Reuters’ Layoff Maybe the Right Choice to Revive Its Shaky Revenue

Thomson Reuters Corp has announced that the company will be downsized by the year 2020, which may have saved the company from facing loss in its revenue.

The announcement from Thomson Reuters Corp (TRI) was made earlier this week that the company will be downsizing in the next two years. The layoff is one of the greatest fear for all employees in the firm. There will definitely be a cut, but not knowing which list your name has been put on will drive you crazy at some point.


Thomson Reuters Corp said that it will cut its workforce by 12% in the next two years, axing 3,200 jobs, as part of a plan to streamline the business and reduce costs. The news came after the company completed the sale of a 55% stake in its Financial & Risk unit to private equity firm Blackstone Group LP. Moreover, the reduction of offices around the world by 30% to 133 locations by 2020 will be made as well.

Thomson Reuters aims to grow annual sales by 3.5% to 4.5% by 2020, excluding the impact of any acquisitions. Chief Executive Officer Jim Smith said that the plans are to cross-sell more products to existing customers and to attract new customers. The company will also cut the number of products it sells.

He said, “We’re going to simplify the company in every way that we can, working on sales effectiveness and on ways to make it easier both for our customers to do business with us and for our frontline troops to navigate inside the organization.”

Following the Blackstone deal, about 43% of Thomson Reuters revenues come from its legal business, with 23% of sales coming from corporate clients and 15% of sales coming from its tax business, while Reuters News accounts for only 6% of sales.


Shares in Thomson Reuters rose as much as 3.7% on Tuesday, hitting an all-time high as investors see that good plans had been laid, while the cost would be reduced.

The layoff had triggered a lot of netizens and possibly Reuters’ employees to comment on the company, but maybe now is the right time for Reuters to restructure…..before it is too late.


Thomson Reuters Corp revenues between 2015-2017 were $11.25 billion, $11.16 billion, $11.33 billion, respectively, while the net income accounted for $1.25 billion, $3.09 billion, $1.39 billion, respectively. The higher revenue on 2016 was due to 2.09 billion extraordinary items.

For the past three years, Thomson Reuters Corp looked just normal, but then came 2018 that made the company start thinking of downsizing.

The revenue in 2018 had decreased dramatically when compared to 2017. In 1Q18, the company booked $1.37 billion, decreased 51.4% from $2.81 billion YoY. In 2Q18, Thomson Reuters earned $1.31 billion, decreased 52.8% from $2.78 billion YoY. In 3Q18, Thomson Reuters’ revenue was $1.29 billion, decreased 53.7% from $2.79 billion YoY.
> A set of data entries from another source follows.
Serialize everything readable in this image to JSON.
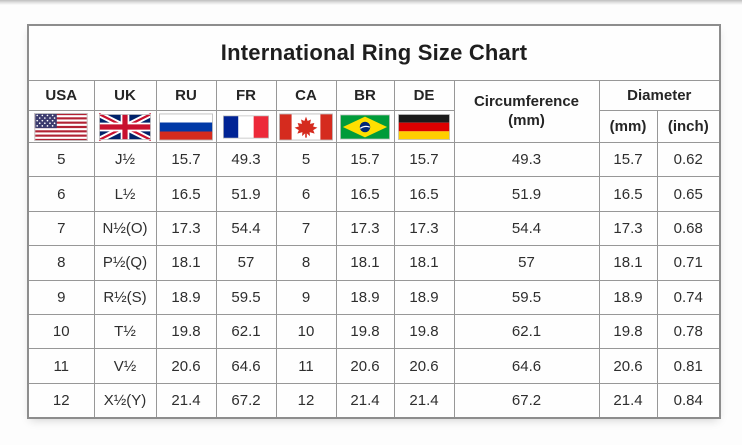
{
  "chart_data": {
    "type": "table",
    "title": "International Ring Size Chart",
    "country_columns": [
      {
        "label": "USA",
        "icon": "usa-flag-icon"
      },
      {
        "label": "UK",
        "icon": "uk-flag-icon"
      },
      {
        "label": "RU",
        "icon": "russia-flag-icon"
      },
      {
        "label": "FR",
        "icon": "france-flag-icon"
      },
      {
        "label": "CA",
        "icon": "canada-flag-icon"
      },
      {
        "label": "BR",
        "icon": "brazil-flag-icon"
      },
      {
        "label": "DE",
        "icon": "germany-flag-icon"
      }
    ],
    "circumference_column": {
      "line1": "Circumference",
      "line2": "(mm)"
    },
    "diameter_column": {
      "label": "Diameter",
      "sub_mm": "(mm)",
      "sub_inch": "(inch)"
    },
    "column_keys": [
      "usa",
      "uk",
      "ru",
      "fr",
      "ca",
      "br",
      "de",
      "circumference-mm",
      "diameter-mm",
      "diameter-inch"
    ],
    "rows": [
      [
        "5",
        "J½",
        "15.7",
        "49.3",
        "5",
        "15.7",
        "15.7",
        "49.3",
        "15.7",
        "0.62"
      ],
      [
        "6",
        "L½",
        "16.5",
        "51.9",
        "6",
        "16.5",
        "16.5",
        "51.9",
        "16.5",
        "0.65"
      ],
      [
        "7",
        "N½(O)",
        "17.3",
        "54.4",
        "7",
        "17.3",
        "17.3",
        "54.4",
        "17.3",
        "0.68"
      ],
      [
        "8",
        "P½(Q)",
        "18.1",
        "57",
        "8",
        "18.1",
        "18.1",
        "57",
        "18.1",
        "0.71"
      ],
      [
        "9",
        "R½(S)",
        "18.9",
        "59.5",
        "9",
        "18.9",
        "18.9",
        "59.5",
        "18.9",
        "0.74"
      ],
      [
        "10",
        "T½",
        "19.8",
        "62.1",
        "10",
        "19.8",
        "19.8",
        "62.1",
        "19.8",
        "0.78"
      ],
      [
        "11",
        "V½",
        "20.6",
        "64.6",
        "11",
        "20.6",
        "20.6",
        "64.6",
        "20.6",
        "0.81"
      ],
      [
        "12",
        "X½(Y)",
        "21.4",
        "67.2",
        "12",
        "21.4",
        "21.4",
        "67.2",
        "21.4",
        "0.84"
      ]
    ],
    "colors": {
      "grid": "#979797",
      "outer_border": "#8d8d8d",
      "title_text": "#1e1e1e",
      "body_text": "#2e2e2e"
    }
  }
}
At the same time, the company also faces a constant decreasing in the number of employees since 2011.

Image from Statista

Whether Thomson Reuters foresees what is coming in the future by its one-year shaky revenue or it has other issues that keep bugging for years on end, downsizing will be happening within two years. When the time comes, we may see Thomson Reuters reaches its high time again.